Sunday, July 24, 2011

Kickin' It Old School

We have a concert tonight that is geared towards an 80's theme. We are doing our normal music but we want to dress the part. This is what Goodwill and I have put together. I believe it will do :)





Add some red lipstick and all will be complete. I'm glad God's okay with having fun while we praise Him!

Friday, July 22, 2011

Thailand Bound

Passports are purchased. Fundraising has begun. Childcare is confirmed. Now we wait until November.
I'm honored and humbled to have been asked to go to Thailand to participate in Pattaya Praise which is a 4 day praise and worship event in Pattaya, Thailand. Our band, Restored, will be playing during this event which is going to be an amazing experience. We are not only going to play music. We will have the opportunity to visit an orphanage, go into the slums and reach out to the people there and we are going to take small things for the children to put together to resemble instruments that they can play, we will do prayer walks through a couple towns, and we will visit some of the prostitution bars. I am hoping to be able to get into those bars with a guitar to play and sing about how those women are made for more than who they are and their lives can be changed if they will allow the change to happen. I have several songs in mind so I'm going to have to remember to pray that God will work that part out.
I'm just excited about what's ahead even though I know this will bring struggles. Heck, it already has.

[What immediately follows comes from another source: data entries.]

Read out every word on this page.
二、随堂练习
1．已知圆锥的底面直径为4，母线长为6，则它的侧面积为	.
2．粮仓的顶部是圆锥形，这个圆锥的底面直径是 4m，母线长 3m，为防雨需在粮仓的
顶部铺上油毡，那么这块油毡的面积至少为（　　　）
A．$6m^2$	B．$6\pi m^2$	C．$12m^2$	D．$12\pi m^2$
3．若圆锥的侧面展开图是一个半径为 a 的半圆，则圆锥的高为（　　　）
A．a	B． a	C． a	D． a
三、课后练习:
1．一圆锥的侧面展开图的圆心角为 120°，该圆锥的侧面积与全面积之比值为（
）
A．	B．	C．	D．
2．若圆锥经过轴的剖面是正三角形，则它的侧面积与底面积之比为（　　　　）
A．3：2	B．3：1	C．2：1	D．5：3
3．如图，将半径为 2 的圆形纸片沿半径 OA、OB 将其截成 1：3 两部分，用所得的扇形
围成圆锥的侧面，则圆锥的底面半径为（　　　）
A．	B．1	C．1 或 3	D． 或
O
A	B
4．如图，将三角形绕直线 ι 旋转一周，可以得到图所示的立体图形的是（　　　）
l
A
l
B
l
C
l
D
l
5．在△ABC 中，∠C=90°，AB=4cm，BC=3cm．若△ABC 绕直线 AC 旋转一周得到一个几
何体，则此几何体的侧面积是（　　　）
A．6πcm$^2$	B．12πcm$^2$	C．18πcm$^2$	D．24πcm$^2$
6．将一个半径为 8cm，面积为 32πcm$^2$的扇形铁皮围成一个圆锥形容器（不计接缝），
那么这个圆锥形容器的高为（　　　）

The Scripture that I have recently read and begun to memorize is this:

 1 The Spirit of the Sovereign LORD is on me, 
   because the LORD has anointed me 
   to proclaim good news to the poor. 
He has sent me to bind up the brokenhearted, 
   to proclaim freedom for the captives 
   and release from darkness for the prisoners,[a] 
2 to proclaim the year of the LORD’s favor 
   and the day of vengeance of our God, 
to comfort all who mourn, 
 3 and provide for those who grieve in Zion— 
to bestow on them a crown of beauty 
   instead of ashes, 
the oil of joy 
   instead of mourning, 
and a garment of praise 
   instead of a spirit of despair. 
They will be called oaks of righteousness, 
   a planting of the LORD 
   for the display of his splendor.
 4 They will rebuild the ancient ruins
   and restore the places long devastated;
they will renew the ruined cities
   that have been devastated for generations.
                                  Isaiah 61:1-4



God will surely bless this!

Thursday, July 21, 2011

I'm loving my new curls! I got a perm hoping to have the same length but my hair to appear shorter because it's getting on my nerves. There's a bonus though...people now think I'm a lot younger than I really am. I like it :)

Wednesday, July 20, 2011

Telling my story went so well! It's encouraging to be able to share my good and bad moments and walk away from it with no one resenting me or turning their back to me and walking away because of the choices I have made. I'm thankful for these opportunites. As scary as it is to say, I will be looking forward to more of these opportunities.

Monday, July 18, 2011

I'm rather nervous about tonight. I have the opportunity to share my story and of course I'm going to because I believe God has given me this opportunity to tell of His grace in my life. I haven't done this in this manner before and it scares me but I know if God has put it together then He will make it go well. I really don't have many things to say about it right now because of how nervous I am. I have some preparation to do for it though. I know I need to write everything down so I don't get side tracked or mess something up. My mind has been in a whirlwind for awhile anyway. It's hard seeing an ex. That happened last week. Totally unplanned. I thought I would handle it better but it's harder than I thought. It's just messed with me and I have had a lot of trouble processing things. Ugh. I bet half of what I'm typing isn't even making that much sense.

Wednesday, July 13, 2011

Sometimes I would like to take a break from reality and relax and do my own thing a bit. I'm guessing everyone feels that way whether they admit to it or not. I think what I'm realizing is that I have this feeling often and that's one thing that led to the addiction I have struggled with on and off for a long time. Now that I am trying with all of my being to kick these old habits and truly rely on God and let Him heal my inner hurts, it makes me see how often I have given in to the temptations I have faced. I know He wants to make all my hurts better and I know all I have to do is trust Him with it and turn to Him in those times when I feel myself begin to struggle just as well as when I'm not. I know He wants all of who I am so He can make me what He wants me. Easier said than done but I'm seeing more and more that it's worth it.

Here are the lyrics of the bridge of a song I recently wrote.
"What if we gave
Him time to do His will in us?
What could we become
If we truly seek his face?"

Those words are true questions from my heart. There are often a lot of "what if's" that people ask but they keep them as "what if's" and never take the extra steps to really find out. It's scary, yes. I want to try to do better and trust Him more with my life and see what He wants with the opportunities that arise. The only thing that happens when I give into the temptations in feeling more empty and less satisfied.
I tried something new today. When I felt myself begin to struggle, I sang worship songs in my head until the desires I was having went away. God is bigger than the mess we make and the mess we crave. His faithfulness is often found with such simplicity. It only takes my willingness to see it.